Case Presentation: An 84-year-old male with a past medical history of hypertension, type two diabetes mellitus, and left herpes zoster ophthalmicus treated three months prior presented to the hospital with two days of worsening confusion and altered mentation. Initial Computed Tomography (CT) of the head revealed no evidence of acute infarction. Initial serologic workup revealed no significant electrolyte abnormalities, normal thyroid stimulating hormone, normal B12/folate levels, negative Syphilis antibody, normal ammonia level, noninfectious urinalysis, and negative blood cultures. Continuous electroencephalogram (EEG) showed no epileptiform activity. Less than 24 hours into the patient’s hospitalization, he developed aphasia, and a repeat CT head showed a new area of low attenuation in the basal ganglia. A magnetic resonance imaging (MRI) of the brain revealed acute infarcts involving the left basal ganglia, corona radiata, and smaller infarcts of the superior left cerebellum and medial left temporal lobe. A lumbar puncture was performed and the cerebrospinal fluid (CSF) had 185 red blood cells, 39 white blood cells with 65% lymphocytes, normal glucose, and elevated protein. CSF aerobic culture was negative, herpes simplex virus polymerase chain reaction (PCR) was negative, but a CSF PCR panel was positive for varicella zoster virus (VZV). A cerebral angiogram was performed and showed moderate intracranial vascular disease including 50% narrowing of the proximal superior division of the left middle cerebral artery. Given the imaging, angiogram findings, and CSF PCR results, the diagnosis of acute CVAs secondary to VZV vasculopathy was confirmed. The patient was treated with a five-day course of prednisone 1 mg/kg daily and 3 weeks of IV acyclovir at 10 mg/kg three times per day. The patient had significant functional and behavioral changes following his CVAs and was discharged to a skilled nursing facility for further care.

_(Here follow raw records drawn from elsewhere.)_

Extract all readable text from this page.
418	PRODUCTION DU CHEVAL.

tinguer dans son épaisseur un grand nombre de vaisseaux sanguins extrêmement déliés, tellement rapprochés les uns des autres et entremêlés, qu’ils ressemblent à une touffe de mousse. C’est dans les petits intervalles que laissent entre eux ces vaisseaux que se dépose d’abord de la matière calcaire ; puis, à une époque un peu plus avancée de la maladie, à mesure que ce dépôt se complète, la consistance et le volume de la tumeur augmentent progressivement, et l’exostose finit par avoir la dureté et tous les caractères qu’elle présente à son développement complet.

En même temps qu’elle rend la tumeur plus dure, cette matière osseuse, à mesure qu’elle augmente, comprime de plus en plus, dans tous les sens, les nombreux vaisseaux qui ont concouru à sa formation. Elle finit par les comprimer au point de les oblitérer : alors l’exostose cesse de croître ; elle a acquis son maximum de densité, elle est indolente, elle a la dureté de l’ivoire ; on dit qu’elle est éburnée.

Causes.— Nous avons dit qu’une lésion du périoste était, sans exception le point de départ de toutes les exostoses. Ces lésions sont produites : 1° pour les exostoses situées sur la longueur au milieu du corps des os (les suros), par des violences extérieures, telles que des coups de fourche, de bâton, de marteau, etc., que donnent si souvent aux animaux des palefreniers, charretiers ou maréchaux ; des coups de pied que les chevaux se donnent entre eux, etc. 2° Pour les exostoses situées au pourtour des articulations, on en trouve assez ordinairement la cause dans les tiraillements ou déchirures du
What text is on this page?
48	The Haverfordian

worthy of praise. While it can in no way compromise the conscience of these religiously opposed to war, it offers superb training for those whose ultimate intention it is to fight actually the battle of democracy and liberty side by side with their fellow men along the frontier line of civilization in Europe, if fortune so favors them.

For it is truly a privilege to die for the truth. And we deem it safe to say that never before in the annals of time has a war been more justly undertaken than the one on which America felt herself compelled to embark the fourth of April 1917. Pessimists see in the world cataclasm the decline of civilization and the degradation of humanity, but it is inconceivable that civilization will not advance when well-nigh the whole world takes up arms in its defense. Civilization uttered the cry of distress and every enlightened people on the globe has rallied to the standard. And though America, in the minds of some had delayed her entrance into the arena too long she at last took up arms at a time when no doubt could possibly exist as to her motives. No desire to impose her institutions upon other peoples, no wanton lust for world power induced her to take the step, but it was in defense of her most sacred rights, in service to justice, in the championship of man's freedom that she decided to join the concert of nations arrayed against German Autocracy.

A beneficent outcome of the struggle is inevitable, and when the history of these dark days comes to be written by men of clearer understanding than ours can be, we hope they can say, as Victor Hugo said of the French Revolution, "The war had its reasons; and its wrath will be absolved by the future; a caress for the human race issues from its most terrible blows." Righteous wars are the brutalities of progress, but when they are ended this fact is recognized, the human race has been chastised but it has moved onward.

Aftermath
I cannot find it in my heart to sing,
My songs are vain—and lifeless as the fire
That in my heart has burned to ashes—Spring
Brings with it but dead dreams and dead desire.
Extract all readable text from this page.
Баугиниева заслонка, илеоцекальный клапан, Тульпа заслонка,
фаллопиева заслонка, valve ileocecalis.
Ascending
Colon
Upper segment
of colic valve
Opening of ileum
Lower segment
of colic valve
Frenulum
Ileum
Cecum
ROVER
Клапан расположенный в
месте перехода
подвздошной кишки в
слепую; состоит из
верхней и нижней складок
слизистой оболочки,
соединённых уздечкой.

Discussion: VZV vasculopathy is a complication that can occur in the months following primary VZV infection or reactivation (1). The risk of VZV vasculopathy appears to be increased in patients with herpes zoster ophthalmicus, but it can occur after any VZV infection. The average time between the initial rash and presentation of neurologic symptoms is approximately four months (2,3). VZV vasculopathy classically presents with multifocal acute CVAs but can also be unilateral. It presents with stroke-like symptoms, which can include altered mental status, aphasia, focal weakness, or hemiparesis. It is more common in immunocompromised individuals because of the increased risk of VZV reactivation, but it can also occur in immunocompetent patients. Imaging can suggest VZV vasculopathy, but diagnosis can only be confirmed with VZV PCR or VZV immunoglobulin G testing of the CSF (1). Early recognition and treatment are important to limit morbidity and mortality related to this condition. Treatment is three weeks of acyclovir 10 mg/kg three times daily with a five-day course of prednisone 1 mg/kg (2).
Conclusions: VZV vasculopathy is an important consideration in all patients with a history of VZV infection or reactivation presenting with stroke-like symptoms. Early identification is important to limit morbidity and mortality associated with this condition. VZV vasculopathy is more common in immunocompromised individuals, but this case serves as a reminder that immunocompetent patients can also be affected.